Tatius as I understand him is a very intelligent and ruthless politician, with a clear understanding of the magical/mythical nature of the siege and next to no interest in the military side except as a means to an end. He's trying to kill Orlanth. Having Orlanth tied to WW, and then destroying WW, is a good method. But that does mean that the destruction has to be done with the right ceremonies and on the right day.... so when the lower ranks wonder if he's even trying to win the siege as fast as possible, they're right to do so. He isn't. He's trying to encourage the defenders to use as much Orlanthi magic as possible, to make it all the more certain that when WW goes, so does Orlanth.

I'm not at all sure how many of his underlings know what's really going on - probably not many. The rest get very confused and annoyed by apparently senseless orders from Management (go and read some Dilbert). But since Tatius is a lot like the Patrician of AnhkMorpork, they don't argue.

I'm sure there's political stuff going on as well, rivalries and blackmail and so on, but he's good at that. The one case I know of for certain is a research magician who wants to use WW as a practical test of one of his theories, and threatens to reveal nasty secrets about what Tatius' (dead) cousin Euglyptus got up to if he doesn't get his research grant. Since the test in question is "can one kill a Great God?", Tatius has reluctantly submitted to the blackmail :)
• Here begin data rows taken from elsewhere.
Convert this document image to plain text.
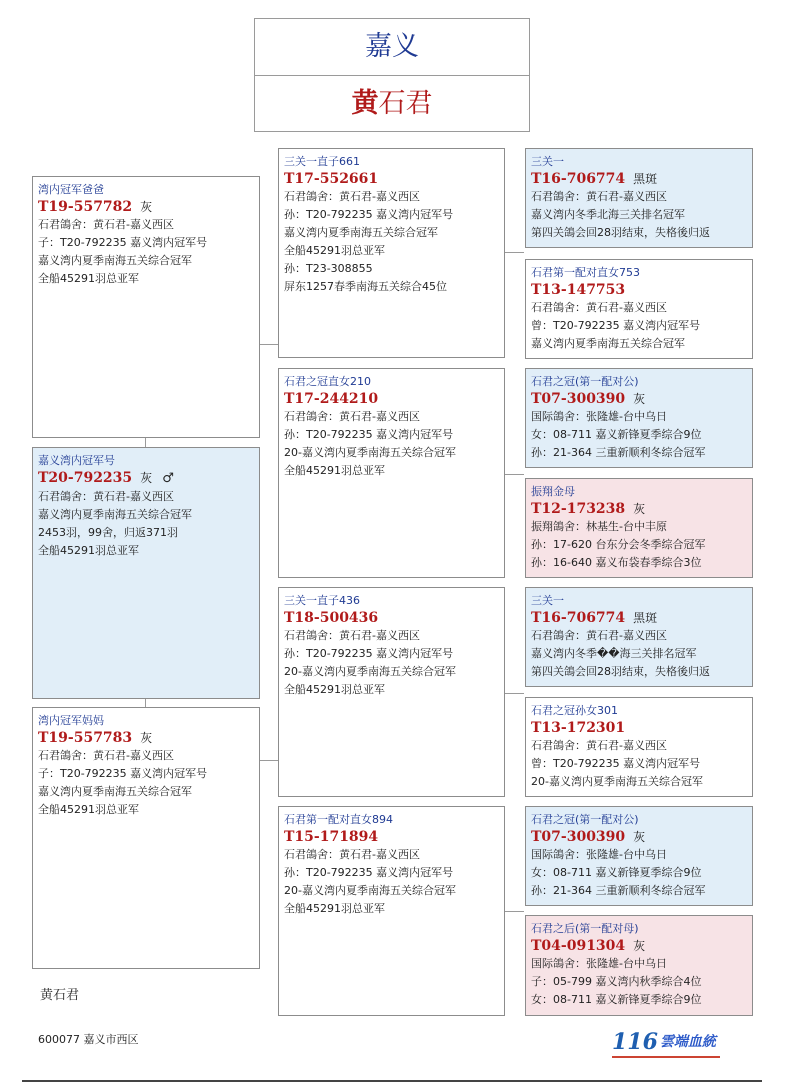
嘉义
黄石君
湾内冠军爸爸
T19-557782 灰
石君鴿舍：黄石君-嘉义西区
子：T20-792235 嘉义湾内冠军号
嘉义湾内夏季南海五关综合冠军
全船45291羽总亚军
嘉义湾内冠军号
T20-792235 灰 ♂
石君鴿舍：黄石君-嘉义西区
嘉义湾内夏季南海五关综合冠军
2453羽，99舍，归返371羽
全船45291羽总亚军
湾内冠军妈妈
T19-557783 灰
石君鴿舍：黄石君-嘉义西区
子：T20-792235 嘉义湾内冠军号
嘉义湾内夏季南海五关综合冠军
全船45291羽总亚军
三关一直子661
T17-552661
石君鴿舍：黄石君-嘉义西区
孙：T20-792235 嘉义湾内冠军号
嘉义湾内夏季南海五关综合冠军
全船45291羽总亚军
孙：T23-308855
屏东1257春季南海五关综合45位
石君之冠直女210
T17-244210
石君鴿舍：黄石君-嘉义西区
孙：T20-792235 嘉义湾内冠军号
20-嘉义湾内夏季南海五关综合冠军
全船45291羽总亚军
三关一直子436
T18-500436
石君鴿舍：黄石君-嘉义西区
孙：T20-792235 嘉义湾内冠军号
20-嘉义湾内夏季南海五关综合冠军
全船45291羽总亚军
石君第一配对直女894
T15-171894
石君鴿舍：黄石君-嘉义西区
孙：T20-792235 嘉义湾内冠军号
20-嘉义湾内夏季南海五关综合冠军
全船45291羽总亚军
三关一
T16-706774 黑斑
石君鴿舍：黄石君-嘉义西区
嘉义湾内冬季北海三关排名冠军
第四关鴿会回28羽结束，失格後归返
石君第一配对直女753
T13-147753
石君鴿舍：黄石君-嘉义西区
曾：T20-792235 嘉义湾内冠军号
嘉义湾内夏季南海五关综合冠军
石君之冠(第一配对公)
T07-300390 灰
国际鴿舍：张隆雄-台中乌日
女：08-711 嘉义新锋夏季综合9位
孙：21-364 三重新顺利冬综合冠军
振翔金母
T12-173238 灰
振翔鴿舍：林基生-台中丰原
孙：17-620 台东分会冬季综合冠军
孙：16-640 嘉义布袋春季综合3位
三关一
T16-706774 黑斑
石君鴿舍：黄石君-嘉义西区
嘉义湾内冬季��海三关排名冠军
第四关鴿会回28羽结束，失格後归返
石君之冠孙女301
T13-172301
石君鴿舍：黄石君-嘉义西区
曾：T20-792235 嘉义湾内冠军号
20-嘉义湾内夏季南海五关综合冠军
石君之冠(第一配对公)
T07-300390 灰
国际鴿舍：张隆雄-台中乌日
女：08-711 嘉义新锋夏季综合9位
孙：21-364 三重新顺利冬综合冠军
石君之后(第一配对母)
T04-091304 灰
国际鴿舍：张隆雄-台中乌日
子：05-799 嘉义湾内秋季综合4位
女：08-711 嘉义新锋夏季综合9位
黄石君
600077 嘉义市西区	116 雲端血統
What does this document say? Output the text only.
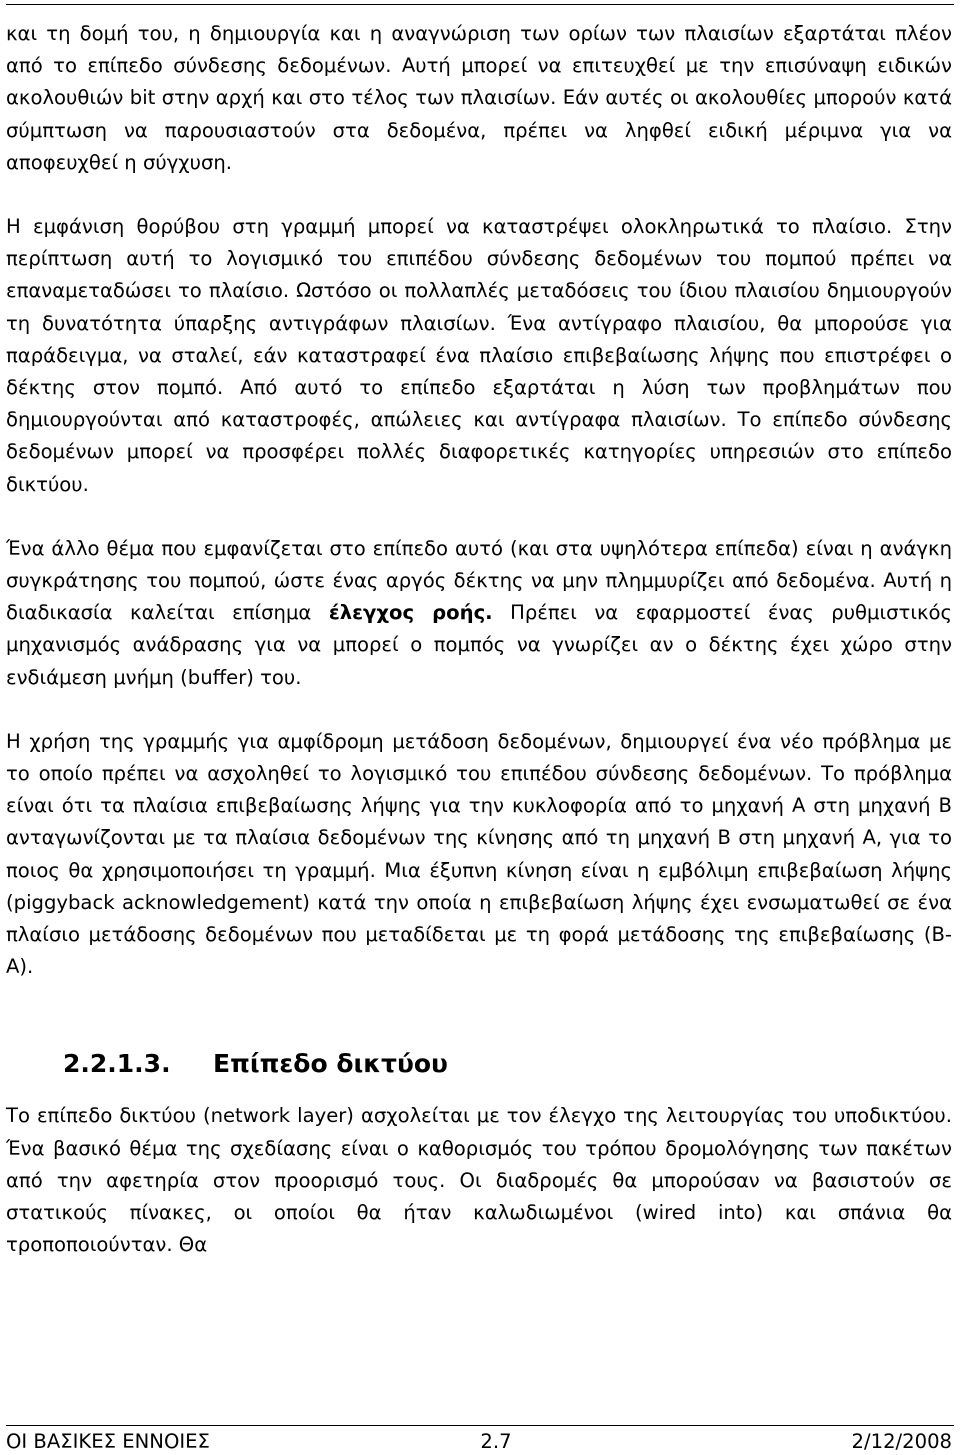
και τη δομή του, η δημιουργία και η αναγνώριση των ορίων των πλαισίων εξαρτάται πλέον από το επίπεδο σύνδεσης δεδομένων. Αυτή μπορεί να επιτευχθεί με την επισύναψη ειδικών ακολουθιών bit στην αρχή και στο τέλος των πλαισίων. Εάν αυτές οι ακολουθίες μπορούν κατά σύμπτωση να παρουσιαστούν στα δεδομένα, πρέπει να ληφθεί ειδική μέριμνα για να αποφευχθεί η σύγχυση.

Η εμφάνιση θορύβου στη γραμμή μπορεί να καταστρέψει ολοκληρωτικά το πλαίσιο. Στην περίπτωση αυτή το λογισμικό του επιπέδου σύνδεσης δεδομένων του πομπού πρέπει να επαναμεταδώσει το πλαίσιο. Ωστόσο οι πολλαπλές μεταδόσεις του ίδιου πλαισίου δημιουργούν τη δυνατότητα ύπαρξης αντιγράφων πλαισίων. Ένα αντίγραφο πλαισίου, θα μπορούσε για παράδειγμα, να σταλεί, εάν καταστραφεί ένα πλαίσιο επιβεβαίωσης λήψης που επιστρέφει ο δέκτης στον πομπό. Από αυτό το επίπεδο εξαρτάται η λύση των προβλημάτων που δημιουργούνται από καταστροφές, απώλειες και αντίγραφα πλαισίων. Το επίπεδο σύνδεσης δεδομένων μπορεί να προσφέρει πολλές διαφορετικές κατηγορίες υπηρεσιών στο επίπεδο δικτύου.

Ένα άλλο θέμα που εμφανίζεται στο επίπεδο αυτό (και στα υψηλότερα επίπεδα) είναι η ανάγκη συγκράτησης του πομπού, ώστε ένας αργός δέκτης να μην πλημμυρίζει από δεδομένα. Αυτή η διαδικασία καλείται επίσημα έλεγχος ροής. Πρέπει να εφαρμοστεί ένας ρυθμιστικός μηχανισμός ανάδρασης για να μπορεί ο πομπός να γνωρίζει αν ο δέκτης έχει χώρο στην ενδιάμεση μνήμη (buffer) του.

Η χρήση της γραμμής για αμφίδρομη μετάδοση δεδομένων, δημιουργεί ένα νέο πρόβλημα με το οποίο πρέπει να ασχοληθεί το λογισμικό του επιπέδου σύνδεσης δεδομένων. Το πρόβλημα είναι ότι τα πλαίσια επιβεβαίωσης λήψης για την κυκλοφορία από το μηχανή Α στη μηχανή Β ανταγωνίζονται με τα πλαίσια δεδομένων της κίνησης από τη μηχανή Β στη μηχανή Α, για το ποιος θα χρησιμοποιήσει τη γραμμή. Μια έξυπνη κίνηση είναι η εμβόλιμη επιβεβαίωση λήψης (piggyback acknowledgement) κατά την οποία η επιβεβαίωση λήψης έχει ενσωματωθεί σε ένα πλαίσιο μετάδοσης δεδομένων που μεταδίδεται με τη φορά μετάδοσης της επιβεβαίωσης (Β-Α).

2.2.1.3. Επίπεδο δικτύου

Το επίπεδο δικτύου (network layer) ασχολείται με τον έλεγχο της λειτουργίας του υποδικτύου. Ένα βασικό θέμα της σχεδίασης είναι ο καθορισμός του τρόπου δρομολόγησης των πακέτων από την αφετηρία στον προορισμό τους. Οι διαδρομές θα μπορούσαν να βασιστούν σε στατικούς πίνακες, οι οποίοι θα ήταν καλωδιωμένοι (wired into) και σπάνια θα τροποποιούνταν. Θα

ΟΙ ΒΑΣΙΚΕΣ ΕΝΝΟΙΕΣ	2.7	2/12/2008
On the Orlanthi side, Broyan catches on reasonably fast to the magical side of things, Kallyr a bit later, and again, they don't spread the idea. What they do, we decided, is take the logic a step further. The question isn't whether WW will fall, it's how. And it isn't whether Orlanth will die, it's how. So they deliberately escalate the whole thing, trying to be sure that when Orlanth vanishes, he's gone down a mythic path controlled by them, not by the Lunars, from which they can bring him back. Again, this can lead to what look like rather odd bits of strategy.